En revanche, lorsque l’on met une petite protéine appelée “activine” dans la solution, la situation s’anime. Après avoir formé la petite boule de cellules, un nouveau ballet cellulaire se met en place (image de droite). De façon étonnante, les cellules du pôle animal semblent littéralement enclencher leur propre programme de gastrulation, et finissent par former un espèce de tube, tout à fait similaire au tube neural qu’on observe dans l’embryon complet.

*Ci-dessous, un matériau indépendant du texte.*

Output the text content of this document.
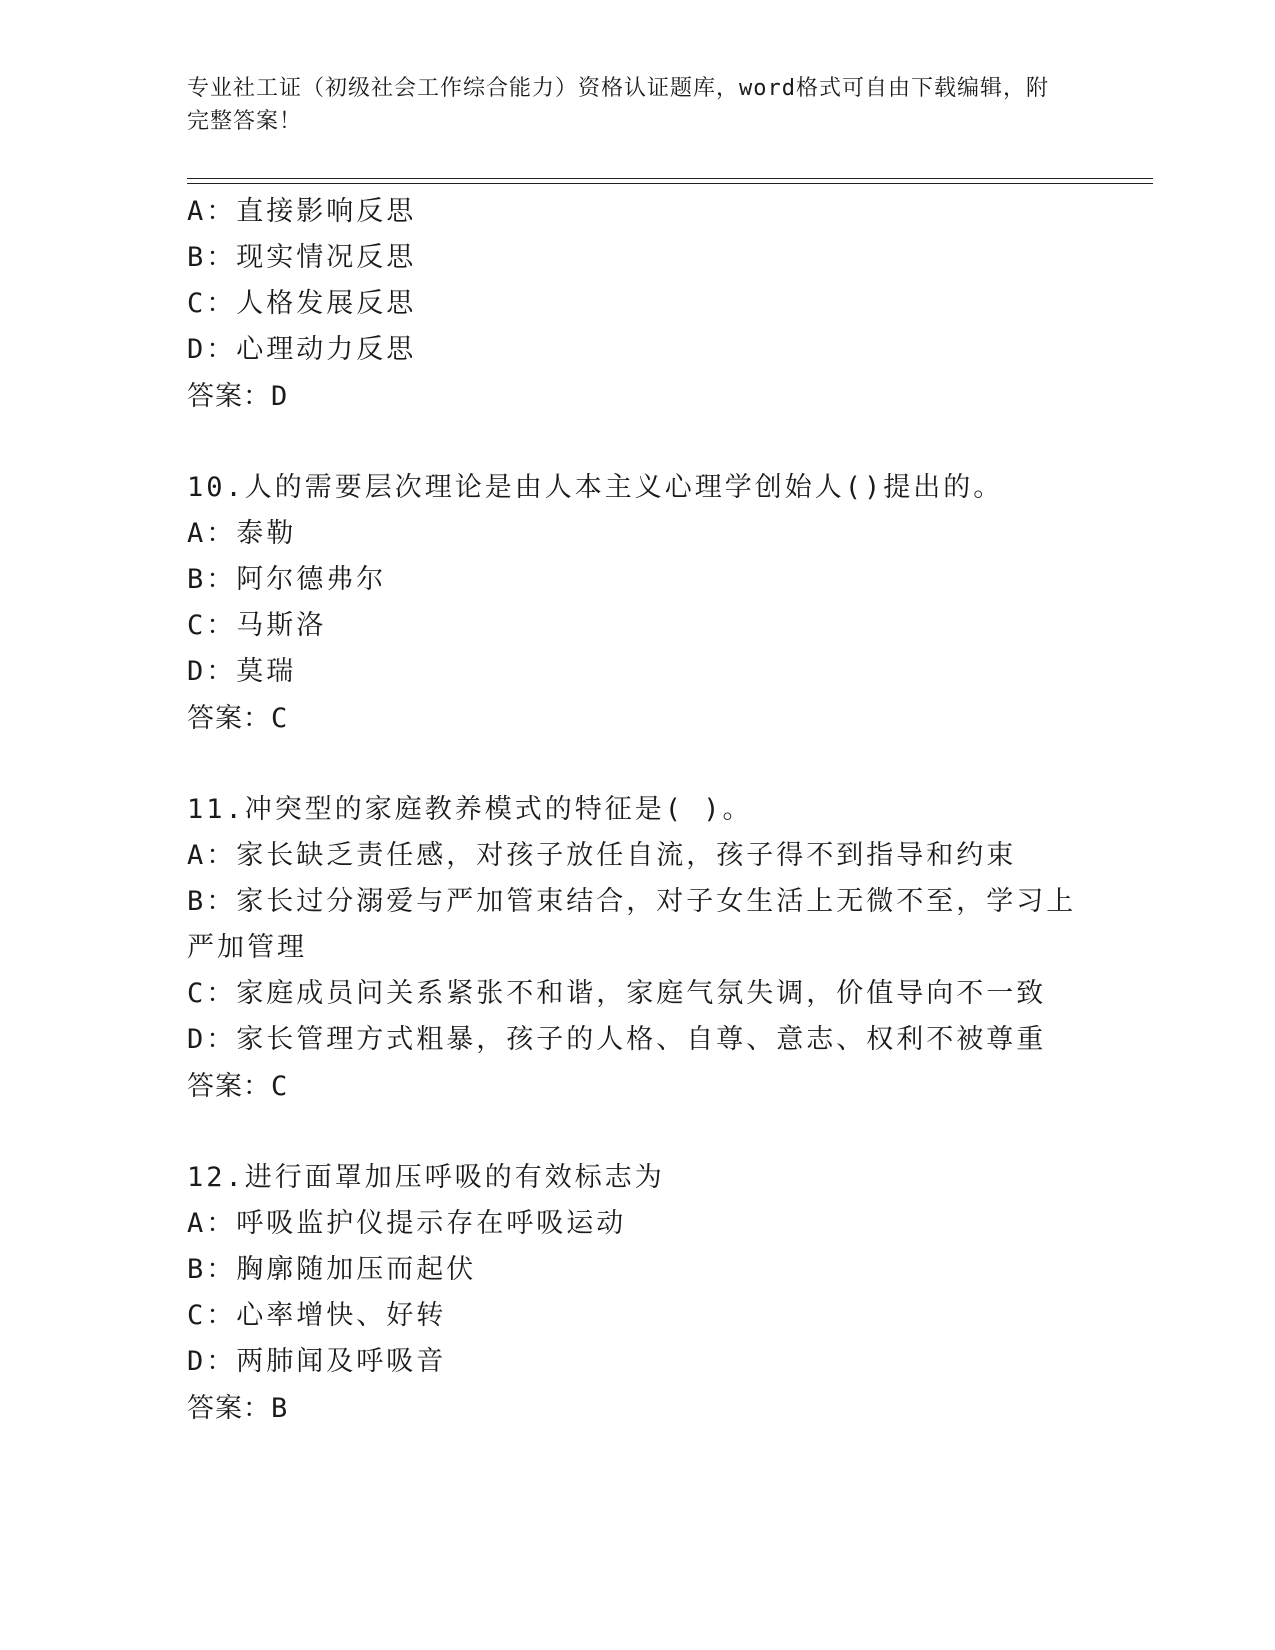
专业社工证（初级社会工作综合能力）资格认证题库，word格式可自由下载编辑，附完整答案！
A：直接影响反思
B：现实情况反思
C：人格发展反思
D：心理动力反思
答案：D
10.人的需要层次理论是由人本主义心理学创始人()提出的。
A：泰勒
B：阿尔德弗尔
C：马斯洛
D：莫瑞
答案：C
11.冲突型的家庭教养模式的特征是( )。
A：家长缺乏责任感，对孩子放任自流，孩子得不到指导和约束
B：家长过分溺爱与严加管束结合，对子女生活上无微不至，学习上严加管理
C：家庭成员问关系紧张不和谐，家庭气氛失调，价值导向不一致
D：家长管理方式粗暴，孩子的人格、自尊、意志、权利不被尊重
答案：C
12.进行面罩加压呼吸的有效标志为
A：呼吸监护仪提示存在呼吸运动
B：胸廓随加压而起伏
C：心率增快、好转
D：两肺闻及呼吸音
答案：B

Les conclusions de cette expérience sont nombreuses. D’abord, il semble que bien avant la gastrulation, les cellules du pôle animal “savent” qu’elles vont donner le système nerveux. Comment, pourquoi, c’est un mystère. Ensuite, notons qu’un signal précis, l’exposition à l’activine, suffit pour déclencher le programme cellulaire de mouvements et de différentiation en tissu neural. Il faut savoir à ce stade que l’activine, dans l’embryon de Xenope, est un morphogène : c’est une protéine qui est présente à concentrations variables dans différentes parties de l’embryon et qui semble influencer la nature des destinées cellulaires. On a donc une preuve formelle avec cette expérience qu’un signal génétique est nécessaire et suffisant pour déclencher les mouvements cellulaires et les effets mécaniques liés à la gastrulation.
Par ailleurs, cette expérience montre qu’on peut avoir croissance du tube neural sans la totalité des mouvements cellulaires observés dans la gastrulation. Les cellules savent individuellement quoi faire, le développement est pour ainsi dire “modulaire” : le tube neural peut se développer indépendamment du reste, et ne semble pas nécessiter la formation de “tourbillons” dans l’embryon complet (contrairement à ce qui est suggéré par Vincent Fleury dans son livre). Autrement dit, la gastrulation ne résulte pas d’un effet collectif, autoorganisé; mais plus de la juxtaposition de comportements individuels. Il y a bien sûr quelques contraintes internes, mais cette expérience montre que potentiellement, des organes peuvent se développer seuls; tout n’est qu’une question de stimulation génétique adéquate.